When mounted on the telescope in its nominal position (DCU toward the north) north is down and east is toward the left. We found the pixels to be aligned east-west to better than 0.1 degree on the 1.5-m telescope. On the 4-m in its standard mounting configuration (DCU toward the west) we found north to the left and east to be up on the screen.
Given the different thickness of the various filters in CIRIM (as well as some wavelength dependence of focus), it is necessary to refocus when you change filters. The following table gives the filter offsets for some broad band filters on the 1.5-m and 4m telescopes. These offsets were measured on several nights and are thus accurate to a couple of focus units, but it is good practice to verify the offsets for the filters you are using. Also, given that our telescopes are steel and tend to change size with temperature it is best to monitor the focus throughout the night.
The plate scales also vary slightly with wavelength which will be important for surface photometry programs. On the 1.5m at f/8, I measured relative plate scales of H/K=1.001, J/K=1.013 and I/K=1.013. Similar factors seem to apply at f/13 as well.
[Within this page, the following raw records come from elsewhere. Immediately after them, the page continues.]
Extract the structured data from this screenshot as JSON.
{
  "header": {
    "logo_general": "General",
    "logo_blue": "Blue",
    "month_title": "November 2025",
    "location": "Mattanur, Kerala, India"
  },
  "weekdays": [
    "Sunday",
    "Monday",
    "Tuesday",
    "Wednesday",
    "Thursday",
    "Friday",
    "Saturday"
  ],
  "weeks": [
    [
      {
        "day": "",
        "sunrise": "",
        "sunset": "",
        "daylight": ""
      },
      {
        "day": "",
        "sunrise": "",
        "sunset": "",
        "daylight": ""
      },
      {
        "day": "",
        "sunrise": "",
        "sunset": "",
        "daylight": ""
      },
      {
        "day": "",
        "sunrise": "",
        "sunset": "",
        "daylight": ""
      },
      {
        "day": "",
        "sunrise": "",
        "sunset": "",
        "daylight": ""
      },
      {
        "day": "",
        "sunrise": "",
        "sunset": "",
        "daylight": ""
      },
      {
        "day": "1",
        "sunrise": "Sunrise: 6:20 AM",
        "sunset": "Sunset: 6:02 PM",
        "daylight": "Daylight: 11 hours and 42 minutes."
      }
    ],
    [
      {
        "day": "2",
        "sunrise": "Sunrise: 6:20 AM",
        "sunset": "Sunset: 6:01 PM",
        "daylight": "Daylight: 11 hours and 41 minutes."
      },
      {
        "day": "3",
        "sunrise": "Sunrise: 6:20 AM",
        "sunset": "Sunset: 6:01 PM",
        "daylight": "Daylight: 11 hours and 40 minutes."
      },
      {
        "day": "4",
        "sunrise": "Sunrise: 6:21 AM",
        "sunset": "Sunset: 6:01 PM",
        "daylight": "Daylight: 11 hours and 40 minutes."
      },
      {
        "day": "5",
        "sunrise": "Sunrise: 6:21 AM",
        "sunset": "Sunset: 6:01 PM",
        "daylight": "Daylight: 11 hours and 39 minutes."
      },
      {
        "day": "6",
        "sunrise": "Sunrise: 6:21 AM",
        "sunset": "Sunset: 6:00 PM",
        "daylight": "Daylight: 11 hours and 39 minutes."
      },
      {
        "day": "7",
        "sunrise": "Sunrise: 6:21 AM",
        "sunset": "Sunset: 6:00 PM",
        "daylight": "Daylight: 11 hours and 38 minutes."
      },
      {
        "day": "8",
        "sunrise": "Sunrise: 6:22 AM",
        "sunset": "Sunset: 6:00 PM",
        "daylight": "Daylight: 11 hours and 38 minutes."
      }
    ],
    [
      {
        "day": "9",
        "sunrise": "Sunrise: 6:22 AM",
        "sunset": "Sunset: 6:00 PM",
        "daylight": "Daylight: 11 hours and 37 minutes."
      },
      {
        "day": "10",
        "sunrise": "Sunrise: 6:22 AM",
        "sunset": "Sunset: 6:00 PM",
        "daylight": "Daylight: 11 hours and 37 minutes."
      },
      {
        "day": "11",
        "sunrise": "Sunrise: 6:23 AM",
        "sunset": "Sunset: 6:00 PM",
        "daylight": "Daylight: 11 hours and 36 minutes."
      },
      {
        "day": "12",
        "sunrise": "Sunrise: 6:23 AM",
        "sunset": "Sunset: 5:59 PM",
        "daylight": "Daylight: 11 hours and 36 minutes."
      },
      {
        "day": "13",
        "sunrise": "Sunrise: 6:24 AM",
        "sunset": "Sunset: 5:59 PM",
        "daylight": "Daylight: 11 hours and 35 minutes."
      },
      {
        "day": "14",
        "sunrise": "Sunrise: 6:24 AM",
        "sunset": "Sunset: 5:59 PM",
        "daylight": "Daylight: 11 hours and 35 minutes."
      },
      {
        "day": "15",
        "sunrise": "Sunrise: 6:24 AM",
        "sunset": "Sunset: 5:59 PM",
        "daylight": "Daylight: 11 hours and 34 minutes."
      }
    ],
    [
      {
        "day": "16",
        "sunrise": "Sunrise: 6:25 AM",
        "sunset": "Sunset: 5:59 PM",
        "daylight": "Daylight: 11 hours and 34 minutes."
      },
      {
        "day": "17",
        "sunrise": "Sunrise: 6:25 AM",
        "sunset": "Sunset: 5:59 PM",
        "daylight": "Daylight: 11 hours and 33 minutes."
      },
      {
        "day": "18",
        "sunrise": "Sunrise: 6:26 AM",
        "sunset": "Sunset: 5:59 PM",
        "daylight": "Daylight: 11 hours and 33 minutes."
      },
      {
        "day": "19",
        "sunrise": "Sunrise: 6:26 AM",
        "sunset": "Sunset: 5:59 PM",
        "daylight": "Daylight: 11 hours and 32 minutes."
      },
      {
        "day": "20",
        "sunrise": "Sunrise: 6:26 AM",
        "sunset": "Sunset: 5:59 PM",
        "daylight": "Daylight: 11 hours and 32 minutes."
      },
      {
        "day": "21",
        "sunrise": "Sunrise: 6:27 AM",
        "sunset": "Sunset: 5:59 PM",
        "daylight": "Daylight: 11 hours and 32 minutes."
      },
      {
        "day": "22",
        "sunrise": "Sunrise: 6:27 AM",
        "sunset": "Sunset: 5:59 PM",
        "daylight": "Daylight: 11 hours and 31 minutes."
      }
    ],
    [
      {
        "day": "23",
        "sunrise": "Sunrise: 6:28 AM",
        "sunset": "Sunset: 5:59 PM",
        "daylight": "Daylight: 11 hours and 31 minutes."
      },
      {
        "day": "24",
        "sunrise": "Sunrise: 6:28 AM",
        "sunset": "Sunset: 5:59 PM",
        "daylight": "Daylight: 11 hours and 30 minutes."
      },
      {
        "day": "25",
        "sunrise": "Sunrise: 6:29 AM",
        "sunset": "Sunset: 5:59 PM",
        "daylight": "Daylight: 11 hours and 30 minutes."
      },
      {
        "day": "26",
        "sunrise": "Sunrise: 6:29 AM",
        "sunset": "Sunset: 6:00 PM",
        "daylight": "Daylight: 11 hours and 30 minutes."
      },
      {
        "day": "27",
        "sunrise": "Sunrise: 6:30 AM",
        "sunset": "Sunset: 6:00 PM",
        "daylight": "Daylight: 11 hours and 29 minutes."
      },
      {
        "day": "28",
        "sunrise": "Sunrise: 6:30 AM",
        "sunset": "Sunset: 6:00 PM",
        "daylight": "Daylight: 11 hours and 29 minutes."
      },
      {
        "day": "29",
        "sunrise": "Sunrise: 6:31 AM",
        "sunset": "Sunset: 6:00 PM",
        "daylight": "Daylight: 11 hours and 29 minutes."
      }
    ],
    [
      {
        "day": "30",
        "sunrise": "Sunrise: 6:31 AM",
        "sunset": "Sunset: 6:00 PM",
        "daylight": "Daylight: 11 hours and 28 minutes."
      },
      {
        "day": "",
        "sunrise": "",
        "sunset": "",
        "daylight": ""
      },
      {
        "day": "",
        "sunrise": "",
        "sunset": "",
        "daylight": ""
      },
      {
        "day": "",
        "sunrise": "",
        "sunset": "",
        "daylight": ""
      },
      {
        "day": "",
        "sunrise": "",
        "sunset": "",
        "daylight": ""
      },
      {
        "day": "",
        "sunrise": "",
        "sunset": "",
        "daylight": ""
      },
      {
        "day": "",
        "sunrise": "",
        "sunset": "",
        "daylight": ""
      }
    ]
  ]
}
If exact plate scales are important to your project it is probably best if you measure them in each filter you use.
CIRIM appears to be very mechanically stable. Thus, the flexure of the optics and the Lyot stop are minimal. This results in very stable flat fields. We found peak to peak changes in the flat-field of less the 0.5% over a range of 4 hours in HA. The optical design and good AR coatings used in CIRIM seem to make it rather immune to ghosting, as compared to many other cameras with refractive optics.
We have conducted tests at the 1.5m using the f/8 secondary on the
quality of flat-fielding and the reproducibility of photometry.
Sky flats and dome flats reproduce at about the 2% level and the
differences are dominated by a large scale gradient.
From 35 observations of a single star moved over
the surface of the array at K we found the photometry
reproduced with an RMS of 2% using either dome or sky flats. In particular,
most of the points have an RMS of 1% with a few outliers. We also
noted that measurements taken at nearly the same position on the
array reproduced with the same RMS (1-2%).
This suggests that the large scale sensitivity variations within the array
after flat-fielding, with either dome or sky flats, are not
the major source of variation in photometry.
Rather, the performance is limited
by very small scale sensitivity variations. With the large
pixels (1.2 ) at the 1.5m this 1% limit could in part be due to the
less than 100% fill factor of the array coupled with the undersampling of
the images This is confirmed to a large part by the RMS of observations
taken at the 1.5m at f/30 with 0.3
pixels.
These showed an RMS of 0.006 magnitudes when flattened with dome flats.